While queer Abstract Expressionists like Robert Rauschenberg and Jasper Johns might be said to have obscured their sexuality through a practice of non-figuration (or evasively symbolic figuration), Warhol, for all of his maybe-I-am-maybe-I’m-not dissembling about his sexuality in the media, was consistently presenting work that could not be mistaken for anything other than the practice of a queer artist. Whether that amounts to depicting drag and trans performers (as in the moving series Ladies and Gentlemen (1975), which the show pairs with some of the original reference polaroids for the screen-prints), or homoerotic polaroids of male nudes, or the moment in Camp when Warhol collaborator Gerard Malanga recites a poem about being ‘buggered’ by a Cornell University student, or the sustained fixation on queer icons like Liza Minnelli and Jackie Kennedy, or Christopher Makos’s melancholy images depicting Warhol himself in drag (though Makos insists this was not what is being figured), one leaves the exhibition convinced that Warhol moved global culture forward by mainstreaming an extravagant range of queer sensibilities.
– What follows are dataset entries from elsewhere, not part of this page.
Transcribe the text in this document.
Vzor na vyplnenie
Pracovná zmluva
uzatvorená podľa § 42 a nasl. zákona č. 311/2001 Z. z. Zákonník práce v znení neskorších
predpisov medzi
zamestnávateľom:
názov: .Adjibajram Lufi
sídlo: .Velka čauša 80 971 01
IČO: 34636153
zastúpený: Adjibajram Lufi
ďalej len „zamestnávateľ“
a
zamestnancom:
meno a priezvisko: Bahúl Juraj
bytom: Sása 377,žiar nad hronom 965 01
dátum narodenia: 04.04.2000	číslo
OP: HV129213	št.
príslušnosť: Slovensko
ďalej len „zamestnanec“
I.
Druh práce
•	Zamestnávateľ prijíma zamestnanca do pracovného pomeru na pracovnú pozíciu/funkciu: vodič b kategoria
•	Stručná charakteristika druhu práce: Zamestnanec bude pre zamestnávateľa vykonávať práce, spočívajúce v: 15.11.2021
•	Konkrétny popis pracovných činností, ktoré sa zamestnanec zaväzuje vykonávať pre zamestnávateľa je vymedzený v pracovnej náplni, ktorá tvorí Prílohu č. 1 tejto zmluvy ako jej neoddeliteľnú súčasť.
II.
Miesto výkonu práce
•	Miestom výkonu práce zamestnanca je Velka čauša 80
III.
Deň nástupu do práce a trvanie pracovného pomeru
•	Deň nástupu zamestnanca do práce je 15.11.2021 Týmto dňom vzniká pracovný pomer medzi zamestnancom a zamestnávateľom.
Sometimes almost blandly commercial (as in the celebrity images), in other moments radically subversive and risqué, Warhol’s outpouring of art surely stands as among the most significant engines of social representational transformation in the last seventy years.

Through the lens of photography, this exhibition offers a taste of many central aspects of Warhol’s work without diluting the significance of his photographic practice in particular. For Australian audiences, there is certain pleasure in seeing six images of Warhol’s only two portrait subjects from this country: four screen-prints of philanthropist and Australian editor of Warhol’s Interview magazine, Henry Gillespie (who also recorded a short video for the show), and two of the late arts benefactor Loti Smorgon. This is not only a major show that brings together works from all over the world, but one that is not travelling. If there is any disappointment, it is this, but also that there is no catalogue for the exhibition, despite the curatorial team’s best efforts. What a pity that there will be no permanent record of the important work it is doing for two brief months this year. (I wrote an essay for the intended catalogue, which now appears on the AGSA website.)

I came away from my visits to the show feeling that with any justice, or better luck, Warhol might still be with us (as his collaborators Makos, Duane Michals, and Stephen Shore – all with works in the show – continue to be). We can only imagine how he might now be responding to the evolution of photographic technology and the bewildering visual vocabulary of our time. What he left behind continues to prompt us to reflect on questions of subjectivity, the gaze, agency, and the effects of objectification that mark Warhol’s photographic work from the very start.

 


Andy Warhol and Photography: A Social Media continues at the Art Gallery of South Australia until 14 May 2023.

 

Correction
An earlier version of this review referred to Andy Warhol's 1963 film as Elvis at Ferus instead of Elvis at the Ferus.